Mortgage rates held steady near the best levels of the year yesterday as both benchmark Treasury yields and mortgage-backed securities prices moved sideways despite a late day  rally in stocks.

The economic calendar was a bit busier today. First out was the Weekly Mortgage Bankers Association Applications Index.

The Mortgage Bankers Association application survey covers over 50% of all US residential mortgage loan applications taken by mortgage bankers, commercial banks, and thrifts. The data gives economists a look into consumer demand for mortgage loans. In a low mortgage rate environment, a trend of increasing refinance applications implies consumers are seeking out a lower monthly payment which can increase disposable income and consumer spending (or give consumers a chance to pay down other debts like credit cards). A falling trend of purchase applications indicates a decline in home buying interest, a negative for the housing industry and the economy as a whole.

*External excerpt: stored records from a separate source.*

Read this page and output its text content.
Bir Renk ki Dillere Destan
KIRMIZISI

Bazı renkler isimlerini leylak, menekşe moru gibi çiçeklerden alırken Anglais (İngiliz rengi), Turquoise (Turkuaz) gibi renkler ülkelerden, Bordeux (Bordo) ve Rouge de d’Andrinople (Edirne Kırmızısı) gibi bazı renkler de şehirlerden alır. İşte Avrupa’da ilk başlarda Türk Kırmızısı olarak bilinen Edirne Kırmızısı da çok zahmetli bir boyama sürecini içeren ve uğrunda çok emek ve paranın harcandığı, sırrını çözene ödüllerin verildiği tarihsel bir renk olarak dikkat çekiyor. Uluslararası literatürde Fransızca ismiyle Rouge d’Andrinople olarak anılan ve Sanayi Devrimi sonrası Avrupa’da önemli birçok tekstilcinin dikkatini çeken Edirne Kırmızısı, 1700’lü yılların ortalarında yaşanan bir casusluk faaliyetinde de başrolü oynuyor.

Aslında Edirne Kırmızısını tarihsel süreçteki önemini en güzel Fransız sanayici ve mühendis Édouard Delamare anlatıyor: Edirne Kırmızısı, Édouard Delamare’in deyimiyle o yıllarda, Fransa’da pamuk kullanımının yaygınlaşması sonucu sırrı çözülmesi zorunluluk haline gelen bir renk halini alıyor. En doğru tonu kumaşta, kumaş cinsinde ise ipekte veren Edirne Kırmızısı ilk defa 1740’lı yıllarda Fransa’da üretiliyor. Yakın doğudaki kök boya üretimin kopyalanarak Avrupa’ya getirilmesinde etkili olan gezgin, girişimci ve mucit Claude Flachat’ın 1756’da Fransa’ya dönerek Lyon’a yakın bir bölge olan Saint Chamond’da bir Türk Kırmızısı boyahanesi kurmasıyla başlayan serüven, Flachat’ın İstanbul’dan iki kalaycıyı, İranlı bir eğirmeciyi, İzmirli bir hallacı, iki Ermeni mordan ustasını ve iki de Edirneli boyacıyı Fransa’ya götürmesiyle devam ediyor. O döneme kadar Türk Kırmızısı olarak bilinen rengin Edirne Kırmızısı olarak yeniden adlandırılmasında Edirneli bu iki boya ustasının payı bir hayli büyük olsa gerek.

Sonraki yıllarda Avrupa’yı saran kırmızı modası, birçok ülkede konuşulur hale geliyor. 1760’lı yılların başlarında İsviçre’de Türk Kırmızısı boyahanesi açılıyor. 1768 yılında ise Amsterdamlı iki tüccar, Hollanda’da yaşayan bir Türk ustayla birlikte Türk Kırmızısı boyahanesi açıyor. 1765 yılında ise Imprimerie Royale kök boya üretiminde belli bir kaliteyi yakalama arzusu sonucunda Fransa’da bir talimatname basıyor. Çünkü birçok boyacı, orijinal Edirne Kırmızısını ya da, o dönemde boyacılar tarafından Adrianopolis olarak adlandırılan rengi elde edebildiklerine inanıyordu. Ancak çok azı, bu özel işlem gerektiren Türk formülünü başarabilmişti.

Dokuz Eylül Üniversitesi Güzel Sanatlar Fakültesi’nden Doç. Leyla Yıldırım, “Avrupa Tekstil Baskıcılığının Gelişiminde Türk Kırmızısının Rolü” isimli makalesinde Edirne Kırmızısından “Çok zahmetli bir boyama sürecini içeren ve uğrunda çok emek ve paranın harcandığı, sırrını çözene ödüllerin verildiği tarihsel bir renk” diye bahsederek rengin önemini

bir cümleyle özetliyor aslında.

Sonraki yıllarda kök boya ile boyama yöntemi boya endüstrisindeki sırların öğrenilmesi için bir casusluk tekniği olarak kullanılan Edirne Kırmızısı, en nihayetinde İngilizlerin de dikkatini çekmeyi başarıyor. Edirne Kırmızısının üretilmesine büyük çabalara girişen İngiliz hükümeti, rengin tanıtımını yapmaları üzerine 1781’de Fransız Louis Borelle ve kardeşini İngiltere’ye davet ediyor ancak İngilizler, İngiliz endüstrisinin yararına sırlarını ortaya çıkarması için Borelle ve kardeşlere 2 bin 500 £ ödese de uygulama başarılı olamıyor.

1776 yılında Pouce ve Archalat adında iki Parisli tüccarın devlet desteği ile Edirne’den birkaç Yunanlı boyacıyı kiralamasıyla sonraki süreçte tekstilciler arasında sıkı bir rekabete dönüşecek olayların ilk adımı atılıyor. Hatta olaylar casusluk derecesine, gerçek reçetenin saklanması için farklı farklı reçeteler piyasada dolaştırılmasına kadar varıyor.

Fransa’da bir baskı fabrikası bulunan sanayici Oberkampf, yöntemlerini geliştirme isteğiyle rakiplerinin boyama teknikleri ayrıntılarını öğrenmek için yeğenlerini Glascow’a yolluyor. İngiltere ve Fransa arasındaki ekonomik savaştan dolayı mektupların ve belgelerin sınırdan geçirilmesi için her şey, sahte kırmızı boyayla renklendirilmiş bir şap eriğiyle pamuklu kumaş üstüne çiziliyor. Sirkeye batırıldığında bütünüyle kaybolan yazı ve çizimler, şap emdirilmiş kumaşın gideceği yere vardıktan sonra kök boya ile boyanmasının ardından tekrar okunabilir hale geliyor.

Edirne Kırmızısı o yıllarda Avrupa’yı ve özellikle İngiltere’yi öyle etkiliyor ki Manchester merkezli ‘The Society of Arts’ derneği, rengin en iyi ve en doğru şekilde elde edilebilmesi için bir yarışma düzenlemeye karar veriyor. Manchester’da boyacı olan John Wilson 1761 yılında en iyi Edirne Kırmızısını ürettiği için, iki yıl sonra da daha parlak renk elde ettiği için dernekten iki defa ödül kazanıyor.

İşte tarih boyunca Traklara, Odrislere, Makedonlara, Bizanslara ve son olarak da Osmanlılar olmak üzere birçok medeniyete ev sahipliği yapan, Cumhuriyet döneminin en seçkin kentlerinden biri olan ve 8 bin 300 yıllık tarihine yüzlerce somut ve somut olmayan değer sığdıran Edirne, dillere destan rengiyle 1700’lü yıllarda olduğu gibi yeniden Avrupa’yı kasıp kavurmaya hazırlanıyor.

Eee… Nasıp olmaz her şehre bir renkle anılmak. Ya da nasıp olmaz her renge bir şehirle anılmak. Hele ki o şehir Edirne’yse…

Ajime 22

Since the homebuyer tax credit expired on April 30, purchase applications have declined sharply. This was to be expected though. On the other hand, a global stock market sell-off and flight to safety into risk averse assets like U.S. Treasuries has helped push mortgage rates almost as far as the record lows we witnessed last spring. Low mortgage rates have led more borrowers to consider a refinance so the MBA's refinance application index has greatly improved over the past month.

This data released this morning was disappointing on both the refinance front and the purchase front.

In the week ending June 4, purchase applications fell 5.7%.  Since the end of the tax credit just 4 weeks ago, purchase applications have declined by a whopping 35%.  Refinance activity, which has shot higher as mortgage rates have fallen recently, took a large step backward last week, dropping 14.3%. This ended a four week streak of increasing refinance demand.  With mortgage rates steady at the best levels of the year, it is troubling to see refinance demand decline.  This implies most people who are qualified to refinance their loan have already done so,  leaving mostly underwater and jobless homeowners left in the pool of possible borrowers. If you've been considering a refinance,  now is a great opportunity as mortgage rates are holding near all-time record lows. READ MORE SEE CHARTS

The Treasury conducted their second auction of the week today, this time the bond market needed to bid on $21 billion 10-year notes.  Since the life of new mortgage loans is about 10 years, today’s auction is more relevant to mortgage rates vs. the 3-year note auction yesterday. Demand for this issue was strong and the Treasury market rallied after the release of the results.

At 2pm the Federal Reserve released the Beige Book, named that simply for the color of its cover. The Beige Book is a compilation of anecdotal information and data on current economic conditions across the country. The findings are not the views of Federal Reserve officials...instead, each Federal Reserve bank interviews key business contacts, economists, market experts, and other sources in their specific district. This report is published eight times a year. The findings indicated economic activity continued to improve since March, albeit at a "modest" pace. The findings stated that shadow inventory remains a constraint on housing and credit conditions continue to tighten. READ MORE . No real surprises were seen in the report.

Mortgage rates moved slightly higher this morning as stocks rallied and MBS prices ticked lower. About the time the 10-year note auction results were released stocks began to fall and interest rates improved, but not enough to warrant reprices for the better. However late in the day, right before the close, stocks sold off and MBS prices rallied to another new record high as investors moved money into risk averse U.S. Treasuries. This allowed lenders to reprice for the better which pushed mortgage loan pricing to the same levels seen yesterday.

The par 30 year conventional rate mortgage remains in the 4.50% to 4.75% range for well qualified consumers.  To secure a par interest rate on a conventional mortgage you must have a FICO credit score of 740 or higher, a loan to value at 80% or less and pay all closing costs including an estimated one point loan origination/discount/broker fee.  For consumers with lower FICO scores or higher loan to values, you should consider a FHA loan which offers similar pricing, lower FICO score requirements, but higher costs. 

While the par 30 year fixed mortgage rate has fallen to 4.50%, total consumer borrowing costs haven't improved to the same extent. Most loans are still being written at 4.75-5.00% depending on the credit characteristics of the borrower. THIS POST EXPLAIN is a must read for consumers.

After reading that commentary...I definitely still favor locking!  Like yesterday, the only loans I would consider floating are those that are a day or two away from a shorter lock-in period, which offers better pricing.